Hooke’s Law
Drag the mass to stretch or compress the spring, then release and watch it oscillate. The force is proportional to displacement: F = −kx. Add multiple springs to compare different stiffness values side by side.
T = 2π√(m/k)
About this lab
Hooke’s law, published by Robert Hooke in 1678 (as an anagram in 1676), states that the force exerted by a spring is proportional to its displacement from equilibrium: F = −kx, where k is the spring constant and x is the displacement. The negative sign indicates the force always acts to restore the system to equilibrium.

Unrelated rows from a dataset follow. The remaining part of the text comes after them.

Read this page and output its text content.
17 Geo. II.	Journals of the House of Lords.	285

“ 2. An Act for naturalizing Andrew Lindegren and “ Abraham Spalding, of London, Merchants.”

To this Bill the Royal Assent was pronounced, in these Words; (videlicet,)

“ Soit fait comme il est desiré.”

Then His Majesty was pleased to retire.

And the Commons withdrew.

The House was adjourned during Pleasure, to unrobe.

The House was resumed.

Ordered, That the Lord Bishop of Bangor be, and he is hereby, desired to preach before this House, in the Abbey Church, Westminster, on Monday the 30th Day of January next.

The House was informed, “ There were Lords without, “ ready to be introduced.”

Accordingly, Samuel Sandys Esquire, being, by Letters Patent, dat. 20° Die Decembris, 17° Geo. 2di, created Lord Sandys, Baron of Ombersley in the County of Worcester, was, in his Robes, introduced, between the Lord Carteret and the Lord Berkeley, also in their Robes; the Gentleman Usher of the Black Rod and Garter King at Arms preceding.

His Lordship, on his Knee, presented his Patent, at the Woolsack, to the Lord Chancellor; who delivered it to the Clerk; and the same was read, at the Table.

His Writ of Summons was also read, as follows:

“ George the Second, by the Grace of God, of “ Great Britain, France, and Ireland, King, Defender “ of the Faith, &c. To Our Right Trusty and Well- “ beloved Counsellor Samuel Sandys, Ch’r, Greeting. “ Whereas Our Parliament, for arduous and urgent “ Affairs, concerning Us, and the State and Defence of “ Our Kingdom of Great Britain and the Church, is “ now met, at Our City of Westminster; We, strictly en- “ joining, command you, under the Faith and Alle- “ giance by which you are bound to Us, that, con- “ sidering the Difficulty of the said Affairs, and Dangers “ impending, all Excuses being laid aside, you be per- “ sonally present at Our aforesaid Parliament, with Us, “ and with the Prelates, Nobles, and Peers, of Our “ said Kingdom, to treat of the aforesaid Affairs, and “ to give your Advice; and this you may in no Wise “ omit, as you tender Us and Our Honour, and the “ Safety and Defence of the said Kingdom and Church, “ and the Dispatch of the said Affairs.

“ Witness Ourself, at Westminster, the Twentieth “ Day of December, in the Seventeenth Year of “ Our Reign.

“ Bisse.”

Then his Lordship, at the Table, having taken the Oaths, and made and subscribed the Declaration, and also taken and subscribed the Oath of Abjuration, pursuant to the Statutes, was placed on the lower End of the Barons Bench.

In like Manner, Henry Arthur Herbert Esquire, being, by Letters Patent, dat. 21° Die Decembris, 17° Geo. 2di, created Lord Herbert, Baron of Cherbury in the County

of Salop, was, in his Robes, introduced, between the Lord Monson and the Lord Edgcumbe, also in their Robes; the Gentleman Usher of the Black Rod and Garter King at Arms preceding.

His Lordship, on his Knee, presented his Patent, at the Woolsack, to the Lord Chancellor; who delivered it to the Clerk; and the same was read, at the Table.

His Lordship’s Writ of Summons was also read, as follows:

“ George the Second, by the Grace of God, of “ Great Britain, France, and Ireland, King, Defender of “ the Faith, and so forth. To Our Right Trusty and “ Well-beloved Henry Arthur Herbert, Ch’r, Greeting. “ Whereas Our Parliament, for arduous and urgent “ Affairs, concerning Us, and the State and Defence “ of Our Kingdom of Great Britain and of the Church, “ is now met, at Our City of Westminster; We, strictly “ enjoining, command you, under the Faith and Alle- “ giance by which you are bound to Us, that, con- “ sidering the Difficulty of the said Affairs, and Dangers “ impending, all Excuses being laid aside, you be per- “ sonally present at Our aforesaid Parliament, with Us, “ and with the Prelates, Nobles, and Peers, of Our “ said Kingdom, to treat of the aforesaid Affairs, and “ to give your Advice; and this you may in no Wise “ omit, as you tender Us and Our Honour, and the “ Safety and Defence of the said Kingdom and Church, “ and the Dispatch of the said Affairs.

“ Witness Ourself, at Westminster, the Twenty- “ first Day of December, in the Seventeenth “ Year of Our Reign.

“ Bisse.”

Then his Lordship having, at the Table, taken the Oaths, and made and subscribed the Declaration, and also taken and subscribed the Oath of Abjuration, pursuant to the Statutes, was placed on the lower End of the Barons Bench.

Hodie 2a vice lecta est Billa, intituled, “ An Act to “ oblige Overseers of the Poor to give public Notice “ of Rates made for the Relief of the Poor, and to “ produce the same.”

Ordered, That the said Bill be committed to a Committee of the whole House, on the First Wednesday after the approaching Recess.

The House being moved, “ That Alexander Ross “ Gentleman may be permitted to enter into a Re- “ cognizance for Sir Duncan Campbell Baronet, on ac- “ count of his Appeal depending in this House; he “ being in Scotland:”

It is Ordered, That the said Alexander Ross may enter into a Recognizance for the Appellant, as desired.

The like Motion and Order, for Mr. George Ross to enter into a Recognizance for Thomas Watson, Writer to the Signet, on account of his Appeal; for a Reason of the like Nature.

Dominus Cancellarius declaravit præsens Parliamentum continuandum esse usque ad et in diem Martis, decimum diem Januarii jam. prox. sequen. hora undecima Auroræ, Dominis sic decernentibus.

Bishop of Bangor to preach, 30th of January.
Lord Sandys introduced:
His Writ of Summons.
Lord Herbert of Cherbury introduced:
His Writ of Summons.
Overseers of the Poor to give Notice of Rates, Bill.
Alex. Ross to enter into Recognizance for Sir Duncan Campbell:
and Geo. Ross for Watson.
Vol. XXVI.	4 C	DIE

When a mass m is attached to a Hookean spring and released from displacement, it undergoes simple harmonic motion with period T = 2π√(m/k). The motion is sinusoidal: x(t) = A·cos(ωt + φ), where ω = √(k/m) is the angular frequency. The velocity is 90 degrees out of phase with displacement, and the force-displacement relationship is a straight line through the origin with slope −k.
With damping (a force proportional to velocity, F = −bv), the oscillations decay exponentially. The system is underdamped when b < 2√(mk), critically damped when b = 2√(mk), and overdamped when b > 2√(mk). In the underdamped case, the amplitude envelope decays as e^(−bt/2m) while the frequency decreases slightly.
Energy oscillates between kinetic energy (KE = ½mv²) and potential energy (PE = ½kx²). Without damping, the total energy is conserved. The energy bars above show this exchange in real time — when one is at maximum, the other is at zero.